Welcome to our dedicated page for Viper Energy SEC filings (Ticker: VNOM), a comprehensive resource for investors and traders seeking official regulatory documents including 10-K annual reports, 10-Q quarterly earnings, 8-K material events, and insider trading forms.
Viper Energy, Inc. (NASDAQ: VNOM) files a range of documents with the U.S. Securities and Exchange Commission that provide detailed insight into its activities as a mineral and royalty interest owner in oil and natural gas properties. As a public company listed on the Nasdaq Global Select Market, Viper uses Current Reports on Form 8-K to disclose material events such as quarterly financial and operating results, acquisitions of mineral and royalty interests, debt offerings, and the completion of significant mergers.
For VNOM, key filings include 8-K reports describing quarterly results and dividend declarations, where the company discusses production metrics, realized commodity prices and cash available for distribution, along with base and variable cash dividends. Other 8-K filings cover material definitive agreements, including indentures and supplemental indentures for senior notes issued by Viper Energy Partners LLC, guarantees by Viper Energy, Inc., term loan credit agreements, and revolving credit agreements. These documents outline the terms of Viper’s senior unsecured obligations, redemption provisions and covenant structures.

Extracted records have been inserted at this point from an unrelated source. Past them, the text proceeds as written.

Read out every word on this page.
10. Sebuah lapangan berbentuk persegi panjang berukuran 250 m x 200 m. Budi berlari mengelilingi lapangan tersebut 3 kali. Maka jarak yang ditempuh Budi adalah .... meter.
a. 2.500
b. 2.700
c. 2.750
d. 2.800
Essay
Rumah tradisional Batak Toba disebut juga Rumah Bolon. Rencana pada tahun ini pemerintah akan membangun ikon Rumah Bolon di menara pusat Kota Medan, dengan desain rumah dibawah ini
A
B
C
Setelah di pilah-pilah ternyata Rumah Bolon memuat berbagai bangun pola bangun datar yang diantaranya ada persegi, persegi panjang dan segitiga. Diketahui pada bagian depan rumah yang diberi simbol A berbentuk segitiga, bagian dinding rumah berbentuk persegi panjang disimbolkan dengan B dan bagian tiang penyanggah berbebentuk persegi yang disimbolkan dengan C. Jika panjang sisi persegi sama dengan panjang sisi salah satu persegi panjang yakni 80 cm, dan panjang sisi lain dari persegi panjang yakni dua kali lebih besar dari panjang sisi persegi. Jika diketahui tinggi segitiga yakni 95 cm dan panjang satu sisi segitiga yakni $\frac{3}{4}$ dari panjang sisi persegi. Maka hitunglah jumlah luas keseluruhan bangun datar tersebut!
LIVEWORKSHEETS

Viper’s filings also document major corporate transactions. An 8-K filed in connection with the Sitio Royalties Corp. transaction explains the multi-step merger structure, the exchange of shares and units, and the succession of New Viper as the issuer whose Class A common stock trades under the VNOM ticker. Additional 8-K and 8-K/A filings incorporate audited and unaudited financial statements of Sitio, reserve reports, and unaudited pro forma condensed combined financial information, providing historical and pro forma views of the combined business.
On Stock Titan’s VNOM SEC filings page, users can access these regulatory documents as they are made available through EDGAR. AI-powered tools can help summarize lengthy filings, highlight key sections on topics such as mineral and royalty acquisitions, debt financing, dividend policies and merger terms, and make it easier to understand how each filing fits into Viper’s overall corporate and capital structure. Investors can also review exhibits such as merger agreements, credit agreements and indentures that are incorporated by reference in the company’s current reports.
Viper Energy, Inc. (VNOM) disclosed a series of merger-related filings and corporate charter documents. The company references an S-4 (File No. 333-288431) initially filed June 30, 2025 and declared effective July 18, 2025, which includes a definitive Joint Information Statement/Proxy Statement/Prospectus describing the Mergers and the Merger Agreement. The filing incorporates by reference an Agreement and Plan of Merger dated June 2, 2025 among Former Viper, Viper Opco, Sitio, Sitio Opco, New Viper, Viper Merger Sub and Sitio Merger Sub, and cites an 8-K filed June 4, 2025. It also references amended governing documents for Former Viper, a Form of Assignment and Assumption Agreement, and an embedded Cover Page Interactive Data File. The signature block shows VNOM Sub, Inc. with Matt Zmigrosky as Executive Vice President, General Counsel and Secretary.
Capital World Investors reports beneficial ownership of 10,465,937 shares of Viper Energy, Inc., equal to 8.0% of the 131,083,704 shares believed outstanding. The filing states CWI, an investment management division, has sole voting and sole dispositive power over these shares. The statement certifies the shares were acquired and are held in the ordinary course of business and were not acquired to change or influence control of the issuer. The reporting person is classified as an investment adviser (IA).
On 9 July 2025 Viper Energy Partners LLC (the Issuer) and parent Viper Energy, Inc. entered into an Underwriting Agreement with Goldman Sachs, Barclays, BofA Securities and Wells Fargo to issue $500 million of 4.900% Senior Notes due 2030 (priced at 99.902%) and $1.1 billion of 5.700% Senior Notes due 2035 (priced at 99.636%). Both series will be fully and unconditionally guaranteed by Viper Energy and, upon completion of the Sitio Royalties acquisition, by New Cobra Pubco, Inc.
The offering is expected to close on 23 July 2025; estimated net proceeds of $1.58 billion will be used for general corporate purposes, primarily to redeem Viper’s 5.375% 2027 and 7.375% 2031 notes and—if the Sitio transaction closes—Sitio’s 7.875% 2028 notes and outstanding revolver borrowings. The new notes will be senior unsecured obligations, ranking pari passu with the company’s existing revolving credit facility and proposed term loan, thereby extending the weighted-average maturity profile and potentially reducing the blended coupon.
Customary representations, warranties, indemnities and closing conditions apply. A pricing press release (Exhibit 99.1) accompanies the Form 8-K.